Выбрать главу

— Даже две, — пообещал Иван Васильевич. — А кто еще в доме?

— Одна Маруська. Матка ейная ушла жить к знакомым…

— Всех тут знаешь? Как звать-то тебя?

— Вадик…

— Вадик? Надо же… Что ж Маруська Бубенцова так-таки одна живет в таком большом доме?

— Вечером тут патефон играет, тетки с фрицами, то есть с вашими офицерами, танцуют. Вон видите, скворечник на сарае весь в дырках? Дак это офицеры из наганов палили.

— И каждый вечер гуляют?

— Не-е, больше в субботу и воскресенье.

— Ну беги к своей мамке, Вадик. — Иван Васильевич протянул ему две немецкие галеты.

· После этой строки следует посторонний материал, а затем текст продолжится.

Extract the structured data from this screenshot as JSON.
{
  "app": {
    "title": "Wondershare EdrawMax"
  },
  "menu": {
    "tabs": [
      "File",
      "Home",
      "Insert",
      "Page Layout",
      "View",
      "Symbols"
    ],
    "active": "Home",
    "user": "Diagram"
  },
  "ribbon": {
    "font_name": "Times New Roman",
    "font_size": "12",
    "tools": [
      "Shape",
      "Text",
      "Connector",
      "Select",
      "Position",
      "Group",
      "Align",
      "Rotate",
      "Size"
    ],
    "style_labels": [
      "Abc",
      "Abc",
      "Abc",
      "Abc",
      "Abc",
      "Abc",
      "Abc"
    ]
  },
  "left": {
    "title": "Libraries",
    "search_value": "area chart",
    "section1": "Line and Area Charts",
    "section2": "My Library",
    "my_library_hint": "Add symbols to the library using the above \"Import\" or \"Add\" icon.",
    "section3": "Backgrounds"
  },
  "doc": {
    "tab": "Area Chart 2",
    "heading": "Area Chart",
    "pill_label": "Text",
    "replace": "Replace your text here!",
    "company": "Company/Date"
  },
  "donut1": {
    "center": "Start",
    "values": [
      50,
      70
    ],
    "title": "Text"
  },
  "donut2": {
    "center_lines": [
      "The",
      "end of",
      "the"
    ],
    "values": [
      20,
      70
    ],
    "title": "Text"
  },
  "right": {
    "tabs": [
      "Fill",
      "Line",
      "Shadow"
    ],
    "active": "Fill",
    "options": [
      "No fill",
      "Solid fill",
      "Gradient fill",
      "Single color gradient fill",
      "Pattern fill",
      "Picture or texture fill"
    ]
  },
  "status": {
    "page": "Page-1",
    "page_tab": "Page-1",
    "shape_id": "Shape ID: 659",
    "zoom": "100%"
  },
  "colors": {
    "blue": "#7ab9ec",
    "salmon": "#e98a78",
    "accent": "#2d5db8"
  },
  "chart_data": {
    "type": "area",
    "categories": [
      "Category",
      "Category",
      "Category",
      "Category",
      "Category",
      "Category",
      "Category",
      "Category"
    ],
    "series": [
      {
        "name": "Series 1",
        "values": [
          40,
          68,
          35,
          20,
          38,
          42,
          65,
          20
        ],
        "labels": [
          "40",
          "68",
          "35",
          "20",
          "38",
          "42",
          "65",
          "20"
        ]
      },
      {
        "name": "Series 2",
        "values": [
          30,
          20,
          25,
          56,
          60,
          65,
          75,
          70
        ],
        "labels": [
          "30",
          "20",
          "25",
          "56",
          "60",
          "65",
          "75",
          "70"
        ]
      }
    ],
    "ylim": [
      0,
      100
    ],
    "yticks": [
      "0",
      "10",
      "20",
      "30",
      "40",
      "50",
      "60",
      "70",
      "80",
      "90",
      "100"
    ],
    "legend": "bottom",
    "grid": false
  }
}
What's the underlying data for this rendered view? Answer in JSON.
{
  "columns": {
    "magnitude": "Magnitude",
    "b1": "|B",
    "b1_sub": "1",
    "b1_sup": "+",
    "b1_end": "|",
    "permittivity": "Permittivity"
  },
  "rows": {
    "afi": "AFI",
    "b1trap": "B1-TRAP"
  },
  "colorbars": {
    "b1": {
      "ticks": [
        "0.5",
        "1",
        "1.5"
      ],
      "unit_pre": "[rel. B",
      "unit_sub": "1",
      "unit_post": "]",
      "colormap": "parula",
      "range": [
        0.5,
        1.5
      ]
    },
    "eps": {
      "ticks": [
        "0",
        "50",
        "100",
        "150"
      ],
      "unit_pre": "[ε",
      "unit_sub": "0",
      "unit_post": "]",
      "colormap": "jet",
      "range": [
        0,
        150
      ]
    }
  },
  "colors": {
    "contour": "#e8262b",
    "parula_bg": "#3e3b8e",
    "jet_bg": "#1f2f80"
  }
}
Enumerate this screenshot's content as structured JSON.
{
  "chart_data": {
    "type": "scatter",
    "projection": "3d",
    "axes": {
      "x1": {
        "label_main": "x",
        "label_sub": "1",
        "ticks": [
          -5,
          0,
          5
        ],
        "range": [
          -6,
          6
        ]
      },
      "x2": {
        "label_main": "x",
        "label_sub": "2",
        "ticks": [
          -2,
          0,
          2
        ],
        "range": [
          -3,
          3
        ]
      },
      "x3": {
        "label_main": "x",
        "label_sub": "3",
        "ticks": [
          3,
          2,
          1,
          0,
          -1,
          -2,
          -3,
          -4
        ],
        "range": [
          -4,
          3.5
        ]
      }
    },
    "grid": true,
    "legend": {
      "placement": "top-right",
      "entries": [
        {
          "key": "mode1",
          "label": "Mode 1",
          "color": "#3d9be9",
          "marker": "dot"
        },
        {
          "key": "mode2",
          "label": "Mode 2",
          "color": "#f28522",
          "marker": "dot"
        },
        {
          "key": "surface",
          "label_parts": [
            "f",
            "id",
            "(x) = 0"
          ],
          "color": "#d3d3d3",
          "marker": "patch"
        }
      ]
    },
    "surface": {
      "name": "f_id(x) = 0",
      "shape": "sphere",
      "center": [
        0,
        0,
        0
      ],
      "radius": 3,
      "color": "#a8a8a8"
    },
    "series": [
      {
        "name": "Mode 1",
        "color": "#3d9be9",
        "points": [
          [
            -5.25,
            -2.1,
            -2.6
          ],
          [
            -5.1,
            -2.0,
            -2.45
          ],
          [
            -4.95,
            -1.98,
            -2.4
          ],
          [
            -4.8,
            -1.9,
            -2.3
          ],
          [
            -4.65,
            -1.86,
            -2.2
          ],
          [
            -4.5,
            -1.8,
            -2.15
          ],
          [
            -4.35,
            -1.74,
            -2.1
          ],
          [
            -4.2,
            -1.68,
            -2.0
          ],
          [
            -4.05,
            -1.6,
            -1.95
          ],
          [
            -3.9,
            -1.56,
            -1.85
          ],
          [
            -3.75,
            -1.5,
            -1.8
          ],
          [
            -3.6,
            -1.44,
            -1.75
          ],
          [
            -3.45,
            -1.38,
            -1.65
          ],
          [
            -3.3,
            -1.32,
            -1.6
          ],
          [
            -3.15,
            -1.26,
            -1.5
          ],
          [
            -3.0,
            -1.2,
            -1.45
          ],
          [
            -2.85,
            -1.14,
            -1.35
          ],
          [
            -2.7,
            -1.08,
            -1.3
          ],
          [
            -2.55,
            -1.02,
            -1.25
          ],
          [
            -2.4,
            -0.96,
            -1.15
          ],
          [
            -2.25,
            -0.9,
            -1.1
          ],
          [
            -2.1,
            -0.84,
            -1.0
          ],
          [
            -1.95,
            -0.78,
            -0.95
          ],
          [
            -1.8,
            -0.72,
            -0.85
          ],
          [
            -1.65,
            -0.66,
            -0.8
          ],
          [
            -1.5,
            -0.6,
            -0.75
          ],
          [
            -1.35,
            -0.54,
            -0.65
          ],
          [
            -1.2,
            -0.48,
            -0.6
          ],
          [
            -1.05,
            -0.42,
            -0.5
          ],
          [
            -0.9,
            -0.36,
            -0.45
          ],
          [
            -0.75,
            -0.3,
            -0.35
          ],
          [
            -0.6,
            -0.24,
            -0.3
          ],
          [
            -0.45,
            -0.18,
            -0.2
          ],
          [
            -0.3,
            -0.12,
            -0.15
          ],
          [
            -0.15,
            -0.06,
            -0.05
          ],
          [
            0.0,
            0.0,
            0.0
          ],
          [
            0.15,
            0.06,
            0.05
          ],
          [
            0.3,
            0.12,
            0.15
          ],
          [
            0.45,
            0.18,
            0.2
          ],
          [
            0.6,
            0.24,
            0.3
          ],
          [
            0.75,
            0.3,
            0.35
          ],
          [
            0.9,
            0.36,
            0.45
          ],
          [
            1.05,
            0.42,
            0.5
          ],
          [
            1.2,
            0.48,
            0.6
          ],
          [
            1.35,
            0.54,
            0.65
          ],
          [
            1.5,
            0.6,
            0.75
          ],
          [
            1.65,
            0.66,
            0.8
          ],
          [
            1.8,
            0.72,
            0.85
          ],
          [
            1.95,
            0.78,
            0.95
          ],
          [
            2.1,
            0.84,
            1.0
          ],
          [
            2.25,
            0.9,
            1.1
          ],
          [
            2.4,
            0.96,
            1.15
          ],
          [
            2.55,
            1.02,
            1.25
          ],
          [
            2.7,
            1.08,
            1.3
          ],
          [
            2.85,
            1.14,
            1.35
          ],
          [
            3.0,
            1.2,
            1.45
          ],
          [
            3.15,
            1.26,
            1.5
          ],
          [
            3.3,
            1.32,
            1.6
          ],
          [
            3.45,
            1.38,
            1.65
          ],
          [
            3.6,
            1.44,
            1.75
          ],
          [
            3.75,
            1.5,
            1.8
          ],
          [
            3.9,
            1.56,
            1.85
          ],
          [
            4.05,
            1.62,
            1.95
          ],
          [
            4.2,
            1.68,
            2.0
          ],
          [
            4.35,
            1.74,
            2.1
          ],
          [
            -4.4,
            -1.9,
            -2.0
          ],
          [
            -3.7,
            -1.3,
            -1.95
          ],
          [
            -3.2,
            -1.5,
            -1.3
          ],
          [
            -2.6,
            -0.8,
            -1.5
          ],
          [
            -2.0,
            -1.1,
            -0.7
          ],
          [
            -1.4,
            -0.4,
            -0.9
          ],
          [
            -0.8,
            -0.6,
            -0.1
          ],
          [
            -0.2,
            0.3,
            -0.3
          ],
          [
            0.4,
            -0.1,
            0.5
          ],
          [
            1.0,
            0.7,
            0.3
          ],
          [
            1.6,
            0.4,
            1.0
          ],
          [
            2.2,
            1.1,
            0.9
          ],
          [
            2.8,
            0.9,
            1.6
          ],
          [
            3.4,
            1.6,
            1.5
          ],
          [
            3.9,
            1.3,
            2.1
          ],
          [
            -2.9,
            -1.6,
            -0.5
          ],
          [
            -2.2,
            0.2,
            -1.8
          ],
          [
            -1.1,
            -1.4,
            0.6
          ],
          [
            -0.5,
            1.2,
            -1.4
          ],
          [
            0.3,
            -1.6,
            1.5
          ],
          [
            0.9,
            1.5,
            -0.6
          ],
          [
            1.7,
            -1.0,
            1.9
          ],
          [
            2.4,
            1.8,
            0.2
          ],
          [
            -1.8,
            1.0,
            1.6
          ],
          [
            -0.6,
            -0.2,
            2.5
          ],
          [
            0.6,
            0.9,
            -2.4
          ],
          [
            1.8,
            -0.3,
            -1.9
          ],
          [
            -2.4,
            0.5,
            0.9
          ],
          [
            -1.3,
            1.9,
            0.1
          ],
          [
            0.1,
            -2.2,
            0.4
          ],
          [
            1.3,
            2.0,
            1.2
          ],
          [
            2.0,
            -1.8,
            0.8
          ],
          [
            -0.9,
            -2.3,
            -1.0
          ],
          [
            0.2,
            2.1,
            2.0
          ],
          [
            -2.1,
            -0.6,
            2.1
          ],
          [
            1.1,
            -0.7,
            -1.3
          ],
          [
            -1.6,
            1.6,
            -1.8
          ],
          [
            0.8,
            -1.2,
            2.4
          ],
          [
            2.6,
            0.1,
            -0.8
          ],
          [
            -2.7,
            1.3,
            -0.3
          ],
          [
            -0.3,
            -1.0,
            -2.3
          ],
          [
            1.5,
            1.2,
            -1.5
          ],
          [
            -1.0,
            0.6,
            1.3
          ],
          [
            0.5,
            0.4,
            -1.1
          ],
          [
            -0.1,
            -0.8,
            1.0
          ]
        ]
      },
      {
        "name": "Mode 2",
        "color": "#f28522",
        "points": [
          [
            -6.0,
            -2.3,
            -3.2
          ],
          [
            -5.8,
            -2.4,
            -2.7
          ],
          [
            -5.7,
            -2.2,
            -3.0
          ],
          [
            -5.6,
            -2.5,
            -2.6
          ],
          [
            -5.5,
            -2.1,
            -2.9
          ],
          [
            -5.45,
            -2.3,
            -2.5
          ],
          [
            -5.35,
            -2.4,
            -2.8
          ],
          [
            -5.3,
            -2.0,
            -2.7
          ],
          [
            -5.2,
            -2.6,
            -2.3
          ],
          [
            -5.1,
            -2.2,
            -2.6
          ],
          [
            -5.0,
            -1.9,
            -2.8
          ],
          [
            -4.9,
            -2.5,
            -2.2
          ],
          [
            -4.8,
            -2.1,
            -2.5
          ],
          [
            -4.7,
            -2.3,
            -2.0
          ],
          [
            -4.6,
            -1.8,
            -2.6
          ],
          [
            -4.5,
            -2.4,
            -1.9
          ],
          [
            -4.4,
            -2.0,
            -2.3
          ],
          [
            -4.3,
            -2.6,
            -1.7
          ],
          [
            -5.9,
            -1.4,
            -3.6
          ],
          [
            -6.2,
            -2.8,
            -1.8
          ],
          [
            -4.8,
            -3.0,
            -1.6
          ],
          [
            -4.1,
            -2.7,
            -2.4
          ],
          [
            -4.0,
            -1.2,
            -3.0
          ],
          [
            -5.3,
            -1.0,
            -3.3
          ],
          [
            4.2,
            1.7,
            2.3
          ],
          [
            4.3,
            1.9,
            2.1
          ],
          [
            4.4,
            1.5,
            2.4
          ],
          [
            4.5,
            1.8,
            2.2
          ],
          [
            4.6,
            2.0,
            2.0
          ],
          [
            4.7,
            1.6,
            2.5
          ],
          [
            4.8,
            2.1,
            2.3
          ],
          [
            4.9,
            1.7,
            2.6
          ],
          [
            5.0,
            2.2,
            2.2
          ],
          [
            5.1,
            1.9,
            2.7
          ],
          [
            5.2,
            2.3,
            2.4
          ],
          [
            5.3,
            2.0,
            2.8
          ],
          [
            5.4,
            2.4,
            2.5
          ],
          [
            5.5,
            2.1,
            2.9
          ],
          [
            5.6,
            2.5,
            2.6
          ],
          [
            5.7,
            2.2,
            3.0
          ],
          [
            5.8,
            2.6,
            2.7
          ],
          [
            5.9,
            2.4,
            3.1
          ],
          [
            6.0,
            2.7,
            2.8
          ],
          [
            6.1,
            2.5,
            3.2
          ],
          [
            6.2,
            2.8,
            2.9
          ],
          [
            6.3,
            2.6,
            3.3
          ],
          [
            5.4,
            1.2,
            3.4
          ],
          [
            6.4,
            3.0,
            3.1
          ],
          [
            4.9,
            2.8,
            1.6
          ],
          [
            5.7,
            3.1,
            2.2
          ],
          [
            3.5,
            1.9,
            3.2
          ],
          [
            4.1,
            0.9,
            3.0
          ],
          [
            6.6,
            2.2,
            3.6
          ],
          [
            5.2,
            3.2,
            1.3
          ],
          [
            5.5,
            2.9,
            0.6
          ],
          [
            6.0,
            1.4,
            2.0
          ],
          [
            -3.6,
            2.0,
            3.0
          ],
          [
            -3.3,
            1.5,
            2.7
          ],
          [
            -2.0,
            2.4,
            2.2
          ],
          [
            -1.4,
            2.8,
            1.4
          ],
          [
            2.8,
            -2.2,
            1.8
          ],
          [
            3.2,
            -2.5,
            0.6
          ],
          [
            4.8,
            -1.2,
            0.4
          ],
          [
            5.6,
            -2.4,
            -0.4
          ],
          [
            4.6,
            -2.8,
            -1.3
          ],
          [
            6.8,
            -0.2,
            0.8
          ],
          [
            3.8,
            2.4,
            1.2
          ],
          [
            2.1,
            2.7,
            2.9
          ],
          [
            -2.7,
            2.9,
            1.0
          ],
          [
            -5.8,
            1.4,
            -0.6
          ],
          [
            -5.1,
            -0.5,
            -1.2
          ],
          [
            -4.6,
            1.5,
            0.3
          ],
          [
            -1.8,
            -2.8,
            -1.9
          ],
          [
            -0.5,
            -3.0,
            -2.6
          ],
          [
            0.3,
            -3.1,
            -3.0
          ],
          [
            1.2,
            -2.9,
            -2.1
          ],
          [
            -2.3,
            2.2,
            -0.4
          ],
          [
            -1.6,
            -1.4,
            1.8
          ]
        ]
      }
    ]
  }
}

… Дождавшись темноты, Кузнецов легко перемахнул невысокий, забор — он уже знал, что собаки во дворе нет, — обошел дом кругом. По огороду можно было выйти к пожарному депо. Судя по всему там никто не дежурил — дверь на замке. От пожарки мостовая вела на окраину городка, где смутно темнела громада элеватора. Вернувшись к дому, Иван Васильевич тронул ручку двери — как он и ожидал, она была изнутри закрыта. Тусклый свет керосиновой лампы пробирался лишь в одно занавешенное окошко. В узкую щель Кузнецов разглядел большую комнату, оклеенную зелеными обоями, патефон на тумбочке, стол с бутылками и открытыми консервными банками. На спинке стула небрежно был брошен черный мундир с портупеей. Виднелась белая полуоткрытая дверь в другую комнату.

Вскоре свет погас, и весь дом погрузился в тишину. Иван Васильевич, присев на штабель досок, задумался. В дом ему без шума, пожалуй, не пробраться. Все окна на задвижках, даже форточки плотно закрыты. Разве что через печную трубу?..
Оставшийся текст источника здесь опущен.